Damages may be rewarded in the form of compensation as a result of the patient suffering detriment due to the breach.
The issue of confidentiality does not only refer to the duty of the doctor to keep information private, but also the unfettered right of the patient to access their medical information. This may be for several reasons, such as verifying the accuracy of the confidential information kept in medical records about them. They may also need to access their record in order to file a complaint against the NHS or their healthcare authority, or simply want to see how a decision was made about their care. The Access to Health Record Act 1990 was passed as a result. Failure to allow a patient access may conclude a breach of Article 8 of the ECHR. This has been replaced by the Data Protection Act 1998 in all respects, except in regards to deceased persons.
So far, concerns about an absolute right not being implemented by the NHS have been shown towards living patients. On the other hand, concerns have grown in regards to deceased patients. The Hippocratic Oath compels a doctor to keep medical confidentiality even after death. In terms of legal obligation, the common law is not clear as the doctor and patient relationship has also extinguished.

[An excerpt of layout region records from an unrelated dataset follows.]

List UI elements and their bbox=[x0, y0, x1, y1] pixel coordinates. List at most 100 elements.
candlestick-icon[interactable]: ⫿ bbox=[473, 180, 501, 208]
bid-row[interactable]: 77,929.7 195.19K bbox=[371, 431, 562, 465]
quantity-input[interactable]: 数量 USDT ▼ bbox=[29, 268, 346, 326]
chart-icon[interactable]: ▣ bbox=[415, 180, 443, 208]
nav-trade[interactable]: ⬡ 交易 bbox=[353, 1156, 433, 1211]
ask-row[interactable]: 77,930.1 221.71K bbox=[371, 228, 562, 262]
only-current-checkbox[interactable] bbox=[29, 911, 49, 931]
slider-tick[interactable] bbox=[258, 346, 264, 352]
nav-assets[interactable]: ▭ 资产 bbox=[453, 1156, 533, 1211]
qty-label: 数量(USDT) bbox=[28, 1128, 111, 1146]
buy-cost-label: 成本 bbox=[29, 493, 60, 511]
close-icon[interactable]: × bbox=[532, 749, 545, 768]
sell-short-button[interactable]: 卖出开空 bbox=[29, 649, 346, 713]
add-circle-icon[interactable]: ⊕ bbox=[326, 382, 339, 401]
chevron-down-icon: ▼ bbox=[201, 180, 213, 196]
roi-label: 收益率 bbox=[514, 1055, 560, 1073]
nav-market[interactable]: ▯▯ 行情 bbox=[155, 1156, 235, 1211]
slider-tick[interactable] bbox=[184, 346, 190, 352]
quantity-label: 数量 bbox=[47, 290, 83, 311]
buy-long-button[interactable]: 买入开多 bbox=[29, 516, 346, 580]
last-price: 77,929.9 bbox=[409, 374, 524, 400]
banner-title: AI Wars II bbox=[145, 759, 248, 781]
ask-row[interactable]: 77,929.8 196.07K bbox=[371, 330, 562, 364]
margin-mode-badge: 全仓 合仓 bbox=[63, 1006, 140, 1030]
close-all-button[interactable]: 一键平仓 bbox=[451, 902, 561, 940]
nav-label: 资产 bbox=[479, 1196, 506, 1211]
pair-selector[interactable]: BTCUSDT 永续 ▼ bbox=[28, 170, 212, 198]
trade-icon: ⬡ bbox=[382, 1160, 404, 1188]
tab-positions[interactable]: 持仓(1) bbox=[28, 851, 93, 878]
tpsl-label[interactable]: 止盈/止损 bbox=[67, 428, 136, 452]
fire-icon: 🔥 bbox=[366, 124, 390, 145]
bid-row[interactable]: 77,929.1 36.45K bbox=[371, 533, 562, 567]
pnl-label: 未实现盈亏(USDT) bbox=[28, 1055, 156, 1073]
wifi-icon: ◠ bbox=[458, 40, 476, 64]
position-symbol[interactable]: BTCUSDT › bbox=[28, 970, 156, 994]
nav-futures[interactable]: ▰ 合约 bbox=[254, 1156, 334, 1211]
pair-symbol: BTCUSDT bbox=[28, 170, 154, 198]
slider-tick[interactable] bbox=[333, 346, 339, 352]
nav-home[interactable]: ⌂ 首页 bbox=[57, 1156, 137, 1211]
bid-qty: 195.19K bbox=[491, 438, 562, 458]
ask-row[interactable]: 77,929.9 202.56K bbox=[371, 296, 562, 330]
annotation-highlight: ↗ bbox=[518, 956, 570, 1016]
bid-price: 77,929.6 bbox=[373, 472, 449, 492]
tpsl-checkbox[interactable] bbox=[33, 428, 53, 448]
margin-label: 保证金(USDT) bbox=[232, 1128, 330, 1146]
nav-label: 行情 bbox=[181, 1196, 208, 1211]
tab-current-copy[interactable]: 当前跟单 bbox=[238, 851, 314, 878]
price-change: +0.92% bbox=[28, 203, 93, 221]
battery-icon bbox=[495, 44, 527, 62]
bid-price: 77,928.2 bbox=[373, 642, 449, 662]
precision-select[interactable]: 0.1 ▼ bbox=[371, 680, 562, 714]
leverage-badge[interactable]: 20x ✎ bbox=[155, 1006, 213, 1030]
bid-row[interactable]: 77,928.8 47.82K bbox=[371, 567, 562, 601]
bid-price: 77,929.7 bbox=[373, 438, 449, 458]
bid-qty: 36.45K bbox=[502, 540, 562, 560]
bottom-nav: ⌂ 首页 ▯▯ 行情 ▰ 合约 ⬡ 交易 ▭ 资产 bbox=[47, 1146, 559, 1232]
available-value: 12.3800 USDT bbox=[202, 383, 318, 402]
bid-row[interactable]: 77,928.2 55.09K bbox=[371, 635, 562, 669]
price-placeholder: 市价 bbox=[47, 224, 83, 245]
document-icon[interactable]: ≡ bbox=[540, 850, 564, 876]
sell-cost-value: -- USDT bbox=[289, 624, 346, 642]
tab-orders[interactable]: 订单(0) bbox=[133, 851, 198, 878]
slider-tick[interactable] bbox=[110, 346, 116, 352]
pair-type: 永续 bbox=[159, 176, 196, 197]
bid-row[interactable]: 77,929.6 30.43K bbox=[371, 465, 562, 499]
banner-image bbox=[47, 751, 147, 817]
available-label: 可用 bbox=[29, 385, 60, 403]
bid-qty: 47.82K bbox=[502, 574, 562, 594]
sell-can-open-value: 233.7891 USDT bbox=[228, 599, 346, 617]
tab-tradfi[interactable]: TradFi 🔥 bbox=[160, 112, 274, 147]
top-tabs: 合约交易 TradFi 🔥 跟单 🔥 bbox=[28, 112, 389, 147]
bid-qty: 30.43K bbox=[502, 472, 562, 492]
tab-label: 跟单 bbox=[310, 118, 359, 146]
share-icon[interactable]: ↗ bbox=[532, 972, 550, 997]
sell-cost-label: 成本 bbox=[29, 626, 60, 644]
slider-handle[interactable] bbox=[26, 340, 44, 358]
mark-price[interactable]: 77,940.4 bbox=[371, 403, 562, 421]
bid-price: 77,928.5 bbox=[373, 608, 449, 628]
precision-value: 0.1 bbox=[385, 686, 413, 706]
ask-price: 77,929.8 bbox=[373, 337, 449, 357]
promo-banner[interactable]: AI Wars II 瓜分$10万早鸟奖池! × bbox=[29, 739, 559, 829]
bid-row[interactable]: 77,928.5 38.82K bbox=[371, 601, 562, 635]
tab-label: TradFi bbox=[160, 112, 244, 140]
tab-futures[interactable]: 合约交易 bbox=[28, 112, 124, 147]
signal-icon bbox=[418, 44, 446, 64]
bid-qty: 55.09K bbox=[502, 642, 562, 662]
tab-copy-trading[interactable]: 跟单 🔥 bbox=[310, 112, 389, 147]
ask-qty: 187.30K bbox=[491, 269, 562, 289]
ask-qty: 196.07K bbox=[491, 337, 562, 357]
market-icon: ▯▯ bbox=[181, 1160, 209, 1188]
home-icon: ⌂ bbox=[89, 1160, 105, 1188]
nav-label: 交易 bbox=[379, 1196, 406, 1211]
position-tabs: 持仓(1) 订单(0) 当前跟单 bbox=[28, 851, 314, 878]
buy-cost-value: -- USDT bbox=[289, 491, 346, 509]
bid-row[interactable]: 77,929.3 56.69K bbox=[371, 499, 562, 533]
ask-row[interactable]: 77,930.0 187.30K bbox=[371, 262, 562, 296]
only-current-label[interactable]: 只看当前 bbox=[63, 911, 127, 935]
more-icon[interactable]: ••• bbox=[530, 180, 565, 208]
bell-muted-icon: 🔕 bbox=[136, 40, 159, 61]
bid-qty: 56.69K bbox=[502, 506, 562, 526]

The GMC states that the duty on confidentiality continues after a patient has died. Personal representatives of deceased patients can request access to the patients records under section 3(1)(f) of the Access to Health Record Act 1990, which is the only remaining live provision. Ethically, it seems that if no harm will be caused to the personal representative or relatives, then disclosure should not be prohibited subject to there being no countervailing ethical factor.
Remedies for breach
Although breaches of confidentiality have many justifications, especially under the category of public interest, cases may arise where doctors fail to keep confident information without sufficient legal or ethical reason. In such circumstances, a patient is entitled to remedies, should they wish to take action. Damages may be rewarded in the form of compensation as a result of the patient suffering detriment due to the breach. Also, the discretionary remedy of an injunction may also be rewarded as seen in Campbell v Mirror Group Newspapers  2 AC 45
It can be established with certainty that neither the right of protection of confidence nor the right of privacy are absolute and can be lawfully breached in the public interest, or with the consent of the patient. It is ethical to break confidentiality without a patient’s consent, provided it is in their best interest, but it remains that a doctor’s duty to make every reasonable effort and persuade the patient to consent. Should a breach be justified by one of the statutory, ethical or common law exceptions, this will provide for a complete defence for the NHS.
However, the right not being absolute does not mean patients do not have a right to confidence at all. Before any consideration of breaching confidence is made, reference to statutes and legal rights towards patients must be taken into account. Only when all methods of retaining confidentiality have been exhausted can a breach be considered with valid reason. Of course all cases carry a great deal of differences in respect to confidentiality. Whilst some require the disclosure of confidential information, some may not, leaving the patient with an absolute right to confidentiality provided by the NHS.